Research article
Large-scale RNAi screens identify novel genes that interact with the C. elegans retinoblastoma pathway as well as splicing-related components with synMuv B activity
-
* Corresponding author: Sander van den Heuvel S.J.L.vandenheuvel@bio.uu.nl
1 Massachusetts General Hospital Cancer Center and Harvard Medical School, Building 149, 13th Street, Charlestown, 02129 MA, USA
2 Center for Cancer Systems Biology (CCSB) and Department of Cancer Biology, Dana-Farber Cancer Institute, and Department of Genetics, Harvard Medical School, 44 Binney Street, Boston, 02115 MA, USA
3 Department of Developmental Biology, Utrecht University, Kruytbuilding, Padualaan 8, 3584 CH Utrecht, The Netherlands
4 Present address : Molecular Oncology and Aging Research, Centre d'Investigacions en Bioquímica I Biología Molecular (CIBBIM), Hospital Universitari Vall d'Hebron 119-129, Barcelona 08035, Spain
BMC Developmental Biology 2007, 7:30 doi:10.1186/1471-213X-7-30
Published: 6 April 2007Abstract
Background
The retinoblastoma tumor suppressor (Rb) acts in a conserved pathway that is deregulated in most human cancers. Inactivation of the single Rb-related gene in Caenorhabditis elegans, lin-35, has only limited effects on viability and fertility, yet causes changes in cell-fate and cell-cycle regulation when combined with inactivation of specific other genes. For instance, lin-35 Rb is a synthetic multivulva (synMuv) class B gene, which causes a multivulva phenotype when inactivated simultaneously with a class A or C synMuv gene.
Results
We used the ORFeome RNAi library to identify genes that interact with C. elegans lin-35 Rb and identified 57 genes that showed synthetic or enhanced RNAi phenotypes in lin-35 mutants as compared to rrf-3 and eri-1 RNAi hypersensitive mutants. Based on characterizations of a deletion allele, the synthetic lin-35 interactor zfp-2 was found to suppress RNAi and to cooperate with lin-35 Rb in somatic gonad development.

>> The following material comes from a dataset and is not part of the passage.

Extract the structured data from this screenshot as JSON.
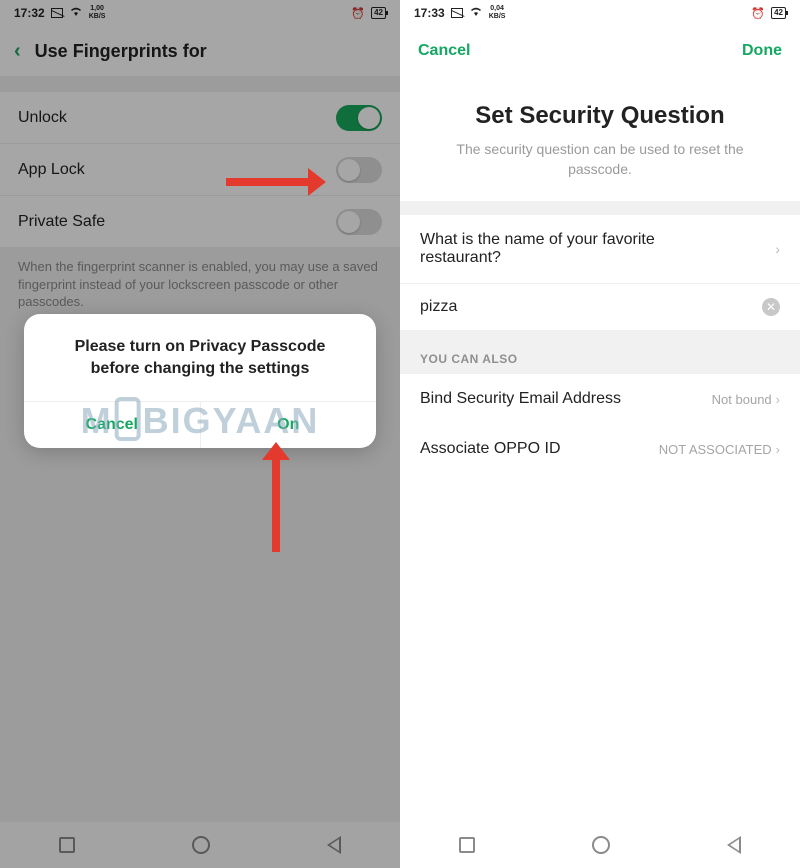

Interestingly, ten splicing-related genes were found to function similar to lin-35 Rb, as synMuv B genes that prevent inappropriate vulval induction. Partial inactivation of specific spliceosome components revealed further similarities with lin-35 Rb functions in cell-cycle control, transgene expression and restricted expression of germline granules.
Conclusion
We identified an extensive series of candidate lin-35 Rb interacting genes and validated zfp-2 as a novel lin-35 synthetic lethal gene. In addition, we observed a novel role for a subset of splicing components in lin-35 Rb-controlled processes. Our data support novel hypotheses about possibilities for anti-cancer therapies and multilevel regulation of gene expression.